Claims made between 2004 and 2008 were made accessible to everyone following a High Court ruling demanding transparency under the Freedom of Information Act a year ago.
However, unlike the detailed receipts and documents that were published by the Daily Telegraph newspaper over recent weeks, the material available on www.parliament.uk from Thursday is lacking some of the more “juicy” information.
Many details, such as addresses for second homes, and important correspondence between individual members and the Fees Office, which authorised the payments, have been blacked out or are missing altogether for security reasons.

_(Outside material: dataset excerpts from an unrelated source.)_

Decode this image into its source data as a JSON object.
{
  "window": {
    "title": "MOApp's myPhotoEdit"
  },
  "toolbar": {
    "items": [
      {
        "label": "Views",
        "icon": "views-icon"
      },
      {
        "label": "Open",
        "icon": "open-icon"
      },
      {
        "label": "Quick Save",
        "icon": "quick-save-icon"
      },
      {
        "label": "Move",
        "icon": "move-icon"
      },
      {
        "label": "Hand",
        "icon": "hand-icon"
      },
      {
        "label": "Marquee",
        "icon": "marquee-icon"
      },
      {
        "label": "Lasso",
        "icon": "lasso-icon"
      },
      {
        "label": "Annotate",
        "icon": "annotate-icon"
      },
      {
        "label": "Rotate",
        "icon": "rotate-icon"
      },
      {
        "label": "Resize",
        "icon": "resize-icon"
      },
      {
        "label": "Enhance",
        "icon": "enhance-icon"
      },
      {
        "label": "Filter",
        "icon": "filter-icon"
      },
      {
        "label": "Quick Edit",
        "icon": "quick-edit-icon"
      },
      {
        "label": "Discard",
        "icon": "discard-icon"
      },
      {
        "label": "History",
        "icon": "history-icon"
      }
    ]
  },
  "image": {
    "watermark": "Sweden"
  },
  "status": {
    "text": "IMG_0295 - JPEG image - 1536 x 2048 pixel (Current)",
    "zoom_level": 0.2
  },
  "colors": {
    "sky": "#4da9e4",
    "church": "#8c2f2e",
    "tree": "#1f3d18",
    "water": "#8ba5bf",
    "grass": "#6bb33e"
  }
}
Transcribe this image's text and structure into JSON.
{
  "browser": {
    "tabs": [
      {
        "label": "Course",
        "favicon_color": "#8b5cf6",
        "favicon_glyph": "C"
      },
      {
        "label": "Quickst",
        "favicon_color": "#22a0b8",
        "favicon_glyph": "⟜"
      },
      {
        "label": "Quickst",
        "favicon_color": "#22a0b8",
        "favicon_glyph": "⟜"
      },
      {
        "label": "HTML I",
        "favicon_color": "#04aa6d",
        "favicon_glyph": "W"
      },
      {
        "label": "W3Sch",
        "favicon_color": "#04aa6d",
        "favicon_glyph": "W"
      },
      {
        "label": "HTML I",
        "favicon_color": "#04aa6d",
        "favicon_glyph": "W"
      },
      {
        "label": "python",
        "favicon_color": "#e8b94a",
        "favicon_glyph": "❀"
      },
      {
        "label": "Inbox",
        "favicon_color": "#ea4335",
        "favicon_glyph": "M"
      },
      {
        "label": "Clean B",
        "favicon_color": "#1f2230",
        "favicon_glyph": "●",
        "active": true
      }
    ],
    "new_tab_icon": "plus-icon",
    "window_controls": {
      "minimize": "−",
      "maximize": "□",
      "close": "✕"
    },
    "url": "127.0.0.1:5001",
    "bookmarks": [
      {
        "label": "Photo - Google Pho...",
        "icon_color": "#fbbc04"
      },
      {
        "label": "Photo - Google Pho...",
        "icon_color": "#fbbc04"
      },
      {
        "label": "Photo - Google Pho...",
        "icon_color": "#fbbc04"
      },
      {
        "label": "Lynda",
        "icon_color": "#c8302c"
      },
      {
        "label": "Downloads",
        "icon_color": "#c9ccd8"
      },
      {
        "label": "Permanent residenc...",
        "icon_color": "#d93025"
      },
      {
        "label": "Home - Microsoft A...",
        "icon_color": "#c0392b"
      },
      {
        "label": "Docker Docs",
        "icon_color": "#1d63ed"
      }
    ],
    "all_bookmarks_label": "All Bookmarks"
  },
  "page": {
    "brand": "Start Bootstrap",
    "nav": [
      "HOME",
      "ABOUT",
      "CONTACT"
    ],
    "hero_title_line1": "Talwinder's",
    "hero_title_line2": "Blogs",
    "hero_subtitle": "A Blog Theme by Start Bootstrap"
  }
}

The scandal prompted the resignation of a handful of members of parliament - from both Labour and Conservative parties - and led more than 50 to announce that they would not stand again at the next general election.
It rocked the government of Gordon Brown as key cabinet ministers were implicated while some Brown critics took the crisis as an opportunity to attempt to oust him.
Last night (Wednesday), a junior minister in the Treasury, Kitty Ussher, resigned following revelations that she avoided paying capital gains tax by re-designating her second home, a process which became known as “flipping”.
The government has made proposals to change the rules governing parliamentary expenses, promising that it will end parliament being run like a “gentlemens’ club” and introducing a system of external regulation.